I actually feel a little bit guilty. When I envisioned the potential of getting a divorce, it seemed like a black void. It scared me. I wanted to avoid it at all costs. I couldn’t even imagine the horrors that would await me if I dared tread in its depths. When the time came for us to separate, however, we had finally come to a point where it was clear to both of us that it was the correct thing to do. Perhaps not the ideal thing, but what we both needed to continue to function in a healthy way. Still, though, I worried about the actual day-to-day mechanics of separation. How would I fill my lonely hours? How would I sleep without her arm around me? Would I be lost in depression? I realize I have only been at it a few weeks, but largely the experience has been one where none of my fears have been realized, and many things I didn’t consider have not only eased the process, but have actually encouraged me that it wasn’t just the right thing to do, but that living on my own, while maybe not my ideal mode of life, is actually beneficial for me at this time in my life.

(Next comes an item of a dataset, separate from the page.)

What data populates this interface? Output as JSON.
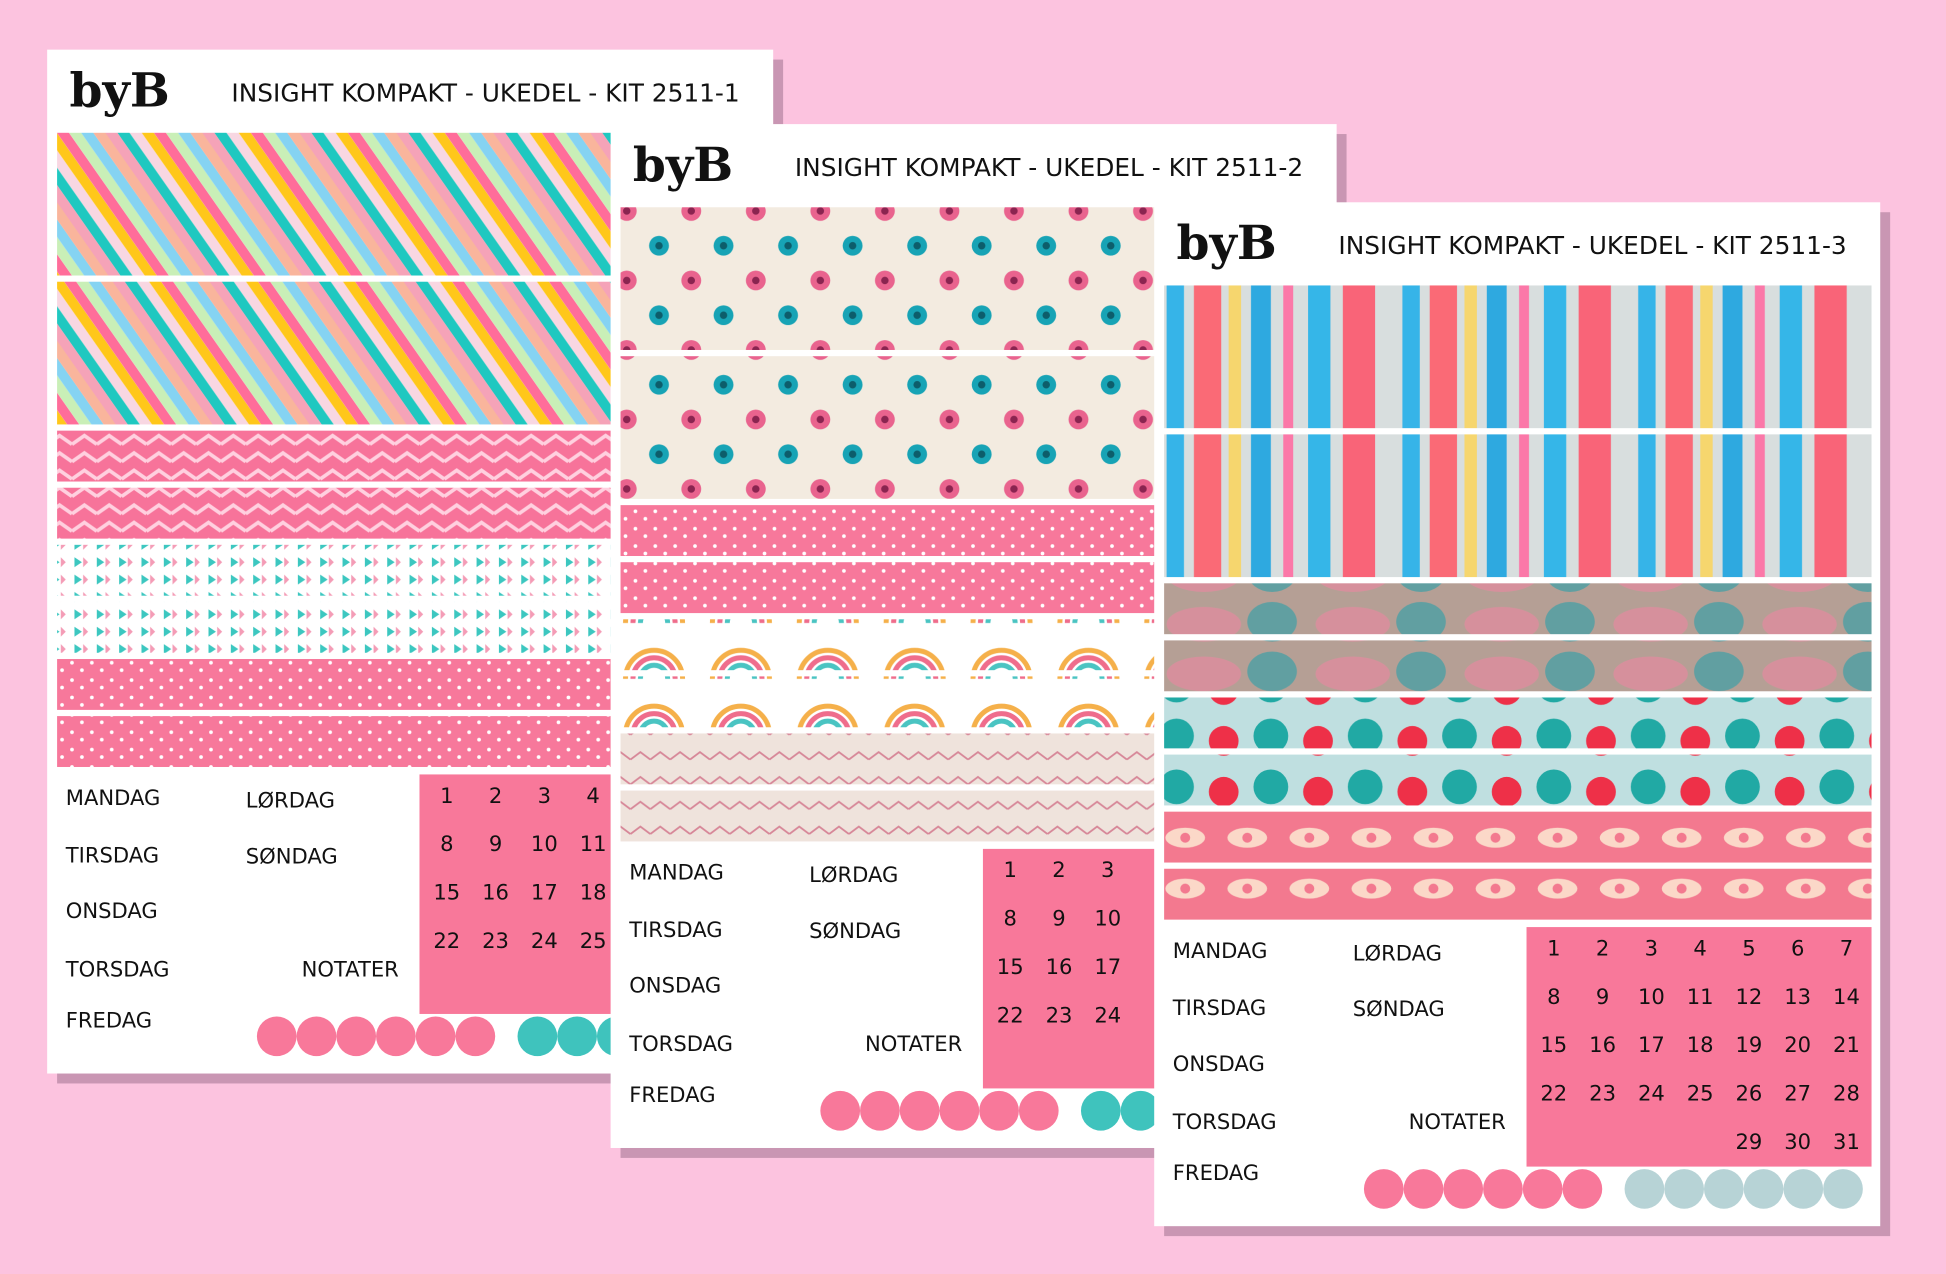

I know. That sounds crass and selfish. Perhaps even idealized. Maybe you think I’m just trying to see the positive in the situation. That to compensate for my loss, I am rebounding too far to the positive and refusing to see the negatives. I wish that were true. Instead, the worst I feel is guilty. Guilty for not being hurt. Guilty for not being depressed. Guilty for not missing Wife and children more.
When I visit, Wife doesn’t want to interact with me. “It’s too hard,” she says, “to see you. It undoes all the progress I’ve achieved these past days.” I don’t really understand that. But I try to respect it. And the children? They come and give me a quick hug, and then they are back to whatever they were immersed in before I arrived. I look around, and think to myself: “Where is the pain that I was promised would come? I see only life.” Of course, I do realize that I am not there in the dark and quiet moments of each child’s innermost thoughts. I don’t see them crying themselves to sleep, or staring out the window. I don’t hear them talking with their friends, unable to express their emotions fully, but seeking some sort of understanding, some sort of comfort, regardless. I don’t see those things. Perhaps I talk myself into believing that they don’t exist. Or perhaps, like me, everyone is breathing a confused and troubled sigh of relief that now that I am gone they are strangely happier.
And me? I’m getting more reading done now than ever. And when I catch up on the stack of books I have selected, I can take some time to pursue other interests that I’ve always avoided for lack of time. At night, when I most feared I would be desperately lonely and most regret my decision, when I most worried I would face interminable hours of depression and despair, I simply close my eyes and sleep. I’ve had but one night where I spent a few hours awake, tossing and turning. Thinking about what I’d lost? No. Just awake.
Is this what divorce is like? Or am I simply some sort of monster, unable to connect with my true feelings? Why do I feel a sense of relief and optimism rather than sadness and regret? The end of my marriage is feeling altogether too much like a chance for a new beginning, and I’m excited to undertake it. So go ahead. Call me heartless. I understand. I would even, almost, agree with you. Except that I know something of my heart. I know something of its capacity to connect. Undoubtedly, that has much to do with my optimism toward this new beginning.